Senior BBC figures want the Corporation’s new director-general to cut entire channels as part of a drive to save £500 million over the next two years.

Insiders are urging Matt Brittin, a former Google executive who takes over next month, to resist the temptation to ‘salami slice’ BBC departments and channels to achieve the drastic cuts.

They want the BBC to scrap existing services including the BBC News Channel, Radios 1 and 2 and the youth channel BBC Three.

One leading BBC insider said: ‘If you salami slice the BBC, you will end up with c**p and a situation where everything is done badly. In the view of a lot of people inside the BBC, managers have got to cut specific services.’

The latest round of cuts are among the deepest in the Corporation’s recent history and were announced to staff on Wednesday by interim director-general Rhodri Talfan Davies.

They will result in the loss of around 2,000 jobs, roughly 10 per cent of the workforce.

It is all in response to a drastic and ongoing fall in the number of households paying the £180-a-year licence fee. Millions of viewers have abandoned the BBC for streaming services, with only 80 per cent of households now paying the fee.

Mr Davies said some savings would be met by cutting spending on management consultants, and by fewer BBC staff attending conferences, awards ceremonies and other events.

Matt Brittin, a former Google executive, is set to take charge at the BBC next month

Some insiders within the Corporation have urged the incoming director-general to make bold cuts in an effort to save £500million over the next two years

But some BBC insiders think the new director-general should axe entire channels they fear don’t add to its reputation.

The BBC News Channel, which is regularly beaten by GB News in the ratings, is believed to be particularly vulnerable.

The source said: ‘I think they will get rid of the news channel. It’s a complete dog’s breakfast.
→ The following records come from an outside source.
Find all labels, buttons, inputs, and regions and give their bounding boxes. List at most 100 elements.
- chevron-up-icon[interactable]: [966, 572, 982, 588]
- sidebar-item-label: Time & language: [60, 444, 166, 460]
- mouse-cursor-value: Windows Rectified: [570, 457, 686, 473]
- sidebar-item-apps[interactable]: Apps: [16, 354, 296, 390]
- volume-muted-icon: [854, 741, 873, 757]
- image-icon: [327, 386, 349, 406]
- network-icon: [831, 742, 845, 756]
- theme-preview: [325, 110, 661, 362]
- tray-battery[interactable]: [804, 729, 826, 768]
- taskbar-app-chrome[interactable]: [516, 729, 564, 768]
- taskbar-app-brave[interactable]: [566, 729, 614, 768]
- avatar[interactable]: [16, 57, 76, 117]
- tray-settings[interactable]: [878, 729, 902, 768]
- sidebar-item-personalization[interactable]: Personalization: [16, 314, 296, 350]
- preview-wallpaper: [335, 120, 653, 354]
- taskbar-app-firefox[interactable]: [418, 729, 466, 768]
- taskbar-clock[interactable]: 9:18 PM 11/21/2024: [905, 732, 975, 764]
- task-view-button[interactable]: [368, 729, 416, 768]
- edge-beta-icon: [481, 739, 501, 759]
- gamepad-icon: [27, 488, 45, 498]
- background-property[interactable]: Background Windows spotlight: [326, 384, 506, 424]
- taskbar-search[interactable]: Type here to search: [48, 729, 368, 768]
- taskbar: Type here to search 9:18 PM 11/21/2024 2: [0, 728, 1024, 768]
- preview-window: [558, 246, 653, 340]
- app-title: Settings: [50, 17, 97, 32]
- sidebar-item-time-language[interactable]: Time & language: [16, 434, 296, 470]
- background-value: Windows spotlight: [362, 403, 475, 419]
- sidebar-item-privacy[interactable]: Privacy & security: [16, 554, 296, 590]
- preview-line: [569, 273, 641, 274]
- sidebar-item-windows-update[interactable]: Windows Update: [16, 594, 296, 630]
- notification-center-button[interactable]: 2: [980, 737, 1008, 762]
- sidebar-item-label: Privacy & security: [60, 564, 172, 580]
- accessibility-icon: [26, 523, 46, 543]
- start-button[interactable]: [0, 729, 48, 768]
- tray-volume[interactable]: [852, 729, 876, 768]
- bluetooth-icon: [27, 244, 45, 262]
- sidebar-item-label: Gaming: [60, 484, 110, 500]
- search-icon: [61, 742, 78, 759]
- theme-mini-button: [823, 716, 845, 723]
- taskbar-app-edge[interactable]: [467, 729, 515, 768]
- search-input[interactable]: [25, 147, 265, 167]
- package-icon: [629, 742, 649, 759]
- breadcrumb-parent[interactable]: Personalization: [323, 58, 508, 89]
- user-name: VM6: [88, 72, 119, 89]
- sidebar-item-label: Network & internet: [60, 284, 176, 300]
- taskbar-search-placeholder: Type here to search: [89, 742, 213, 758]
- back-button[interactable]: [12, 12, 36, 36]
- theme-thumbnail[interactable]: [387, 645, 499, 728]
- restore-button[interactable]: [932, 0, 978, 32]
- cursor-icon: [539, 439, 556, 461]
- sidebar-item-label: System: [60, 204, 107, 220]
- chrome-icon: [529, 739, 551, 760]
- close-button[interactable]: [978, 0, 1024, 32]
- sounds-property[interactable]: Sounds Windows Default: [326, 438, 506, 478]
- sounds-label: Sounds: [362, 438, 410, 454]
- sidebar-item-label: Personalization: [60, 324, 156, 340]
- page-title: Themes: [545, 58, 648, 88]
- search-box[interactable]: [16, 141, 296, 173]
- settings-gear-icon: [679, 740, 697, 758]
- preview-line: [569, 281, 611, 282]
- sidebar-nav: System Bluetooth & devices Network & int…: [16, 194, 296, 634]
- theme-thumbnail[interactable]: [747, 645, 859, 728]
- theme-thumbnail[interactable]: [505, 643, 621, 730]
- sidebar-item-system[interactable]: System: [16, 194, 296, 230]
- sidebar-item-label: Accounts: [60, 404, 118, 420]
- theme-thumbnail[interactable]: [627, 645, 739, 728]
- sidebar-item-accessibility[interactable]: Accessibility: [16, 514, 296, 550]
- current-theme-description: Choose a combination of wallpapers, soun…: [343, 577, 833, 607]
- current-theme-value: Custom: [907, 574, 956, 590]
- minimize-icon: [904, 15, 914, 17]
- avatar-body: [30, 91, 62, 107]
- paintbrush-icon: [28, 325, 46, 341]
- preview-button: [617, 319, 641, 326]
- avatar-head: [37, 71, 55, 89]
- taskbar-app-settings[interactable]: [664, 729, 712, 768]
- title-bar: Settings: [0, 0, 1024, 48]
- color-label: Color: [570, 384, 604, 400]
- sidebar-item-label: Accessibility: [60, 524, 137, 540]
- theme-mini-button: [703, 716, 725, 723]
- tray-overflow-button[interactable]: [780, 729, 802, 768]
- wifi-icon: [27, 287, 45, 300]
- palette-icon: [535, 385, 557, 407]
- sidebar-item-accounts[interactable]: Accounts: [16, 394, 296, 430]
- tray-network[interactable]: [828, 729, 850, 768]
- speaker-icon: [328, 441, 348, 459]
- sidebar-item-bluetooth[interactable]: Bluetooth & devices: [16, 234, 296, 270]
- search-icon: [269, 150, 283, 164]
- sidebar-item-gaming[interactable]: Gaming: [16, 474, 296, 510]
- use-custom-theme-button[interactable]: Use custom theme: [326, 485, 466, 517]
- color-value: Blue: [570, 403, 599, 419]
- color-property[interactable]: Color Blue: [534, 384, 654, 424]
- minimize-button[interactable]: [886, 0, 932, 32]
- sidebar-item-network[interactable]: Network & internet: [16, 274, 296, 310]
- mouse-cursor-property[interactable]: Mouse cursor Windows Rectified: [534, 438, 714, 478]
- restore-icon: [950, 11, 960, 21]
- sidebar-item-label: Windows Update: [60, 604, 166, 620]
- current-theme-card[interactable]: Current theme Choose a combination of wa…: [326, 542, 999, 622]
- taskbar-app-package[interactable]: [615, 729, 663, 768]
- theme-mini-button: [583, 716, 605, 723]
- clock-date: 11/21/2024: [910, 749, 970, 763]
It doesn’t know whether it’s trying to appeal to the world or to the people of Cleethorpes.

‘In the modern era if something big happens and people want to look at pictures, it’s all online.

‘The only place anyone watches the BBC News Channel is an airport, and even then they don’t have the sound on – that is a view widely felt within the BBC.’

The insider said BBC Three was the Corporation’s most expensive channel in terms of cost per viewer and that Radios 1 and 2 were merely duplicating a service already provided by the commercial sector.

A source said: ‘The argument has always been that if you have a licence fee you have to appeal to everyone, and that is why you do Strictly and EastEnders and Radio 2. There is a more sophisticated argument that we just don’t need to do things that are done perfectly well in the commercial sector.’